I asked him to contact the Boston detective, to tell him about the e-mails I had read in which Billie as Libertine had confessed to killing Susan Rorke.

I asked him the question that had occurred to me before: “Are e-mails admissible as evidence?”

“If you can verify who sent them.” McKenzie apologized for having to leave me here. He said he could do more for me outside.

No way I could argue with that. I could do nothing.

• • •

I could do nothing, that is, except conjure the single act that might exonerate me.
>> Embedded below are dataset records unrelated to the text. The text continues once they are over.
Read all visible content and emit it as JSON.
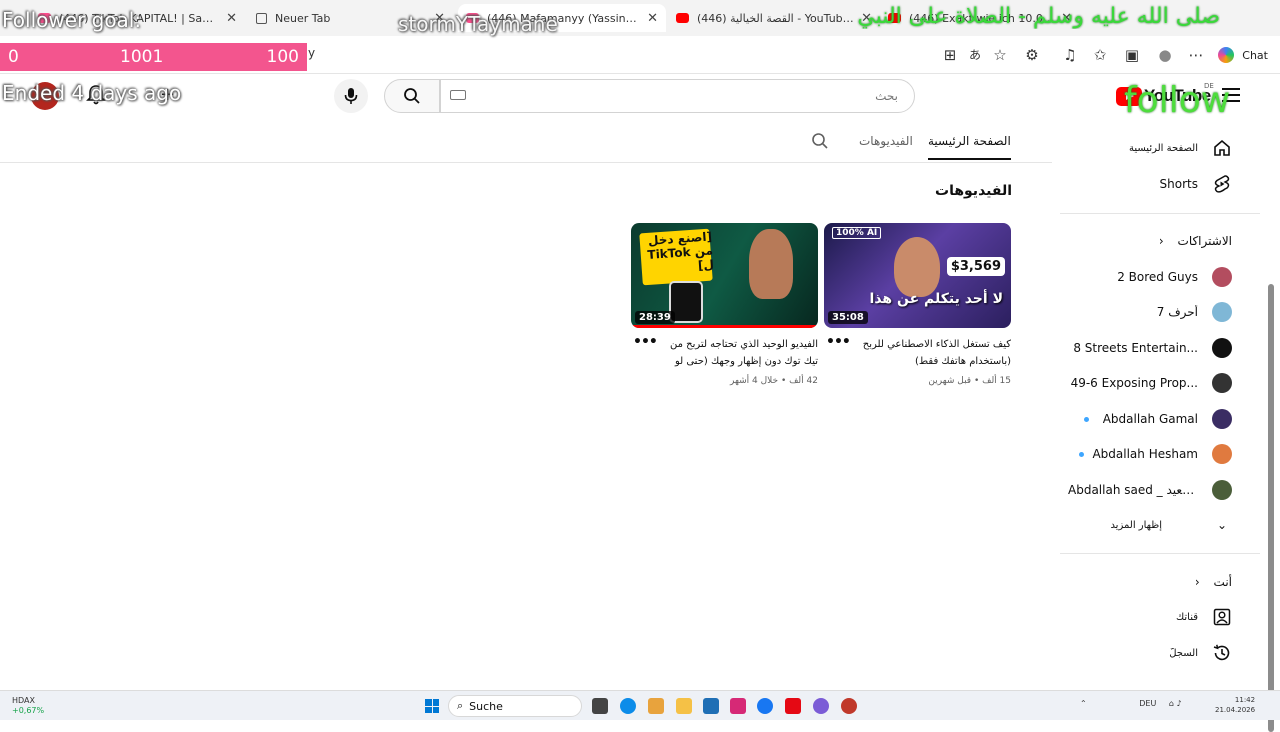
{
  "browser": {
    "tabs": [
      {
        "title": "(446) TikTok KAPITAL! | Sami Stream",
        "active": false
      },
      {
        "title": "Neuer Tab",
        "active": false
      },
      {
        "title": "(446) Mafamanyy (Yassine) - YouTube",
        "active": true
      },
      {
        "title": "(446) القصة الخيالية - YouTube طاحون",
        "active": false
      },
      {
        "title": "(446) Exakt wie ich 10.000€ pro Monat",
        "active": false
      }
    ],
    "address_fragment": "y",
    "chat_label": "Chat"
  },
  "overlays": {
    "follower_goal_label": "Follower goal:",
    "goal_left": "0",
    "goal_mid": "1001",
    "goal_right": "100",
    "ended_label": "Ended 4 days ago",
    "streamer_name": "stormYTaymane",
    "follow_label": "follow",
    "arabic_banner": "صلى الله عليه وسلم - الصلاة على النبي"
  },
  "youtube": {
    "logo_text": "YouTube",
    "region": "DE",
    "search_placeholder": "بحث",
    "channel_tabs": {
      "home": "الصفحة الرئيسية",
      "videos": "الفيديوهات"
    },
    "section_title": "الفيديوهات",
    "videos": [
      {
        "thumb_text": "لا أحد يتكلم عن هذا",
        "badge": "100% AI",
        "earnings": "$3,569",
        "duration": "35:08",
        "title": "كيف تستغل الذكاء الاصطناعي للربح (باستخدام هاتفك فقط)",
        "stats": "15 ألف • قبل شهرين"
      },
      {
        "thumb_text": "[اصنع دخل من TikTok ل]",
        "badge": "",
        "earnings": "",
        "duration": "28:39",
        "title": "الفيديو الوحيد الذي تحتاجه لتربح من تيك توك دون إظهار وجهك (حتى لو بدأت م...",
        "stats": "42 ألف • خلال 4 أشهر"
      }
    ],
    "sidebar": {
      "home": "الصفحة الرئيسية",
      "shorts": "Shorts",
      "subscriptions_header": "الاشتراكات",
      "subscriptions": [
        {
          "name": "2 Bored Guys",
          "new": false,
          "color": "#b34d5f"
        },
        {
          "name": "7 أحرف",
          "new": false,
          "color": "#7fb7d6"
        },
        {
          "name": "8 Streets Entertain...",
          "new": false,
          "color": "#111111"
        },
        {
          "name": "49-6 Exposing Prop...",
          "new": false,
          "color": "#333333"
        },
        {
          "name": "Abdallah Gamal",
          "new": true,
          "color": "#3a2d63"
        },
        {
          "name": "Abdallah Hesham",
          "new": true,
          "color": "#e07a3f"
        },
        {
          "name": "Abdallah saed _ سعيد...",
          "new": false,
          "color": "#4b5e3a"
        }
      ],
      "show_more": "إظهار المزيد",
      "you_header": "أنت",
      "your_channel": "قناتك",
      "history": "السجلّ"
    }
  },
  "taskbar": {
    "stock_name": "HDAX",
    "stock_change": "+0,67%",
    "search_label": "Suche",
    "lang": "DEU",
    "time": "11:42",
    "date": "21.04.2026"
  }
}
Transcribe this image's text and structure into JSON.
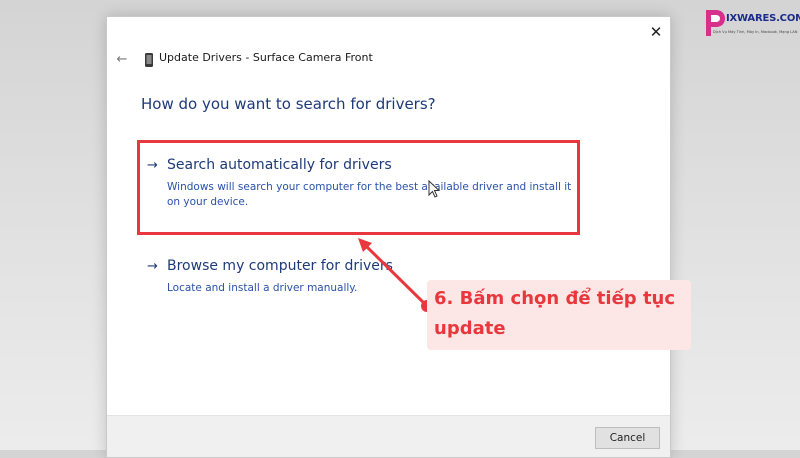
{
  "dialog": {
    "title": "Update Drivers - Surface Camera Front",
    "heading": "How do you want to search for drivers?",
    "close_glyph": "✕",
    "back_glyph": "←",
    "options": [
      {
        "arrow": "→",
        "title": "Search automatically for drivers",
        "description": "Windows will search your computer for the best available driver and install it on your device."
      },
      {
        "arrow": "→",
        "title": "Browse my computer for drivers",
        "description": "Locate and install a driver manually."
      }
    ],
    "cancel_label": "Cancel"
  },
  "annotation": {
    "text": "6. Bấm chọn để tiếp tục update",
    "color": "#e8383d",
    "background": "#fde6e6"
  },
  "logo": {
    "mark": "P",
    "name": "IXWARES.COM",
    "tagline": "Dịch Vụ Máy Tính, Máy In, Macbook, Mạng LAN"
  },
  "icons": {
    "device": "camera-device-icon",
    "cursor": "mouse-cursor-icon"
  }
}
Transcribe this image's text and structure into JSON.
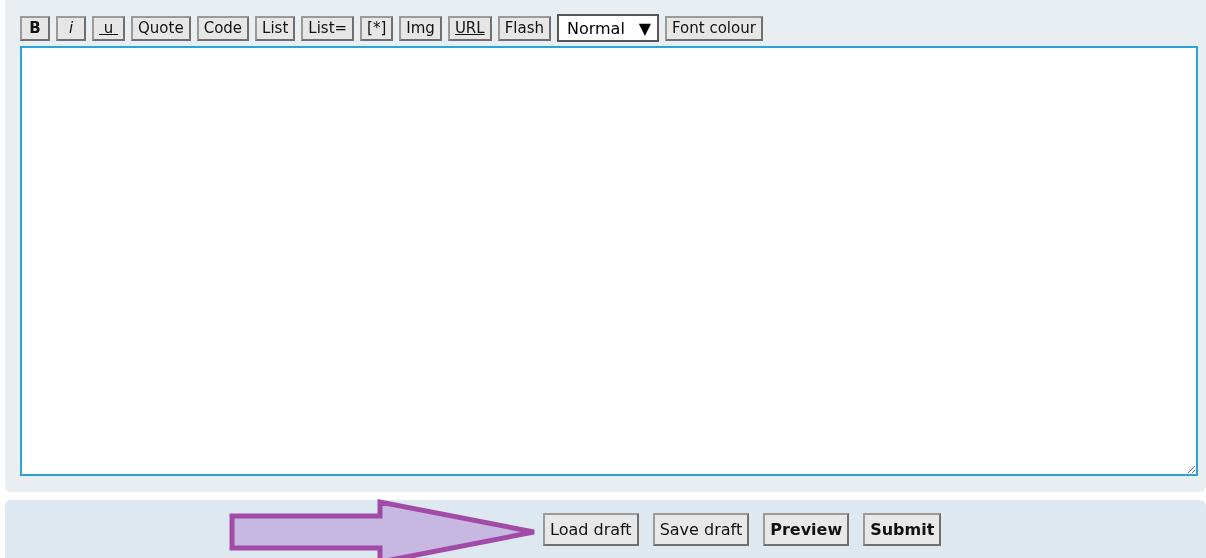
{
  "toolbar": [
    {
      "label": "B",
      "kind": "bold"
    },
    {
      "label": "i",
      "kind": "italic"
    },
    {
      "label": " u ",
      "kind": "underline"
    },
    {
      "label": "Quote",
      "kind": "plain"
    },
    {
      "label": "Code",
      "kind": "plain"
    },
    {
      "label": "List",
      "kind": "plain"
    },
    {
      "label": "List=",
      "kind": "plain"
    },
    {
      "label": "[*]",
      "kind": "plain"
    },
    {
      "label": "Img",
      "kind": "plain"
    },
    {
      "label": "URL",
      "kind": "underline"
    },
    {
      "label": "Flash",
      "kind": "plain"
    },
    {
      "label": "Normal",
      "kind": "select",
      "caret": "▼"
    },
    {
      "label": "Font colour",
      "kind": "plain"
    }
  ],
  "actions": [
    {
      "label": "Load draft",
      "bold": false
    },
    {
      "label": "Save draft",
      "bold": false
    },
    {
      "label": "Preview",
      "bold": true
    },
    {
      "label": "Submit",
      "bold": true
    }
  ]
}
After McKenzie left, I was told I had to wait in my cell until there were enough “bodies”—that’s what they called us — to bring upstairs. There, we were handcuffed behind our backs to another prisoner and marched down the stairs to street level, where a bus to Rikers Island was idling. It was awkward to sit while shackled to someone else, and the bus’s shocks were all but gone; since we were traveling on some of the city’s worst surface roads, the ride was painful. I had only ever entered Rikers as a grad student, there to get the required credit hours for clinical training. I had the absurd impulse to pull rank, immediately squelched by the woman I was shackled to, who didn’t stop coughing. Shalonda, the transsexual I was fond of, had told me that the incidence of tuberculosis at Rikers is three times higher than in the city, and mostly drug-resistant.

We women were separated from the men and led to the Rose M. Singer Center, the women’s prison. I was freed from my partner, taken to a small ward with only eight doors, and put in a cell. I didn’t know where the rest of the women were taken.

My cell had a platform with a mattress, a metal sink, an exposed toilet, and a desk of sorts, attached to a wall. I sat on the bed on full alert. All those sessions I had conducted with inmates — was the guy who couldn’t stop telling jokes still here? The guy who had exposed himself in the Metropolitan Museum? I remembered Shalonda’s last words to me: “It’s a good feeling to surprise yourself — you’ll see.”

I lay down, folding my arms behind my head since no pillow was provided. Nothing was on the filthy, long-ago-whitewashed cinder-block walls to snag my attention. No graffiti. I willed myself to envision a bedroom that was the opposite of where I was. Whose bedroom came to mind? Billie’s, the one at her grandmother’s estate. Not a bedroom so much as a wing, a gallery, I recalled. Those white-carpeted floors, the paintings displayed, blue-chip art by Motherwell and de Kooning. And in the adjoining room, the electrifying black canvas with the red shape like the letter H filled with blood. This last by Loewi. Pat’s grandfather.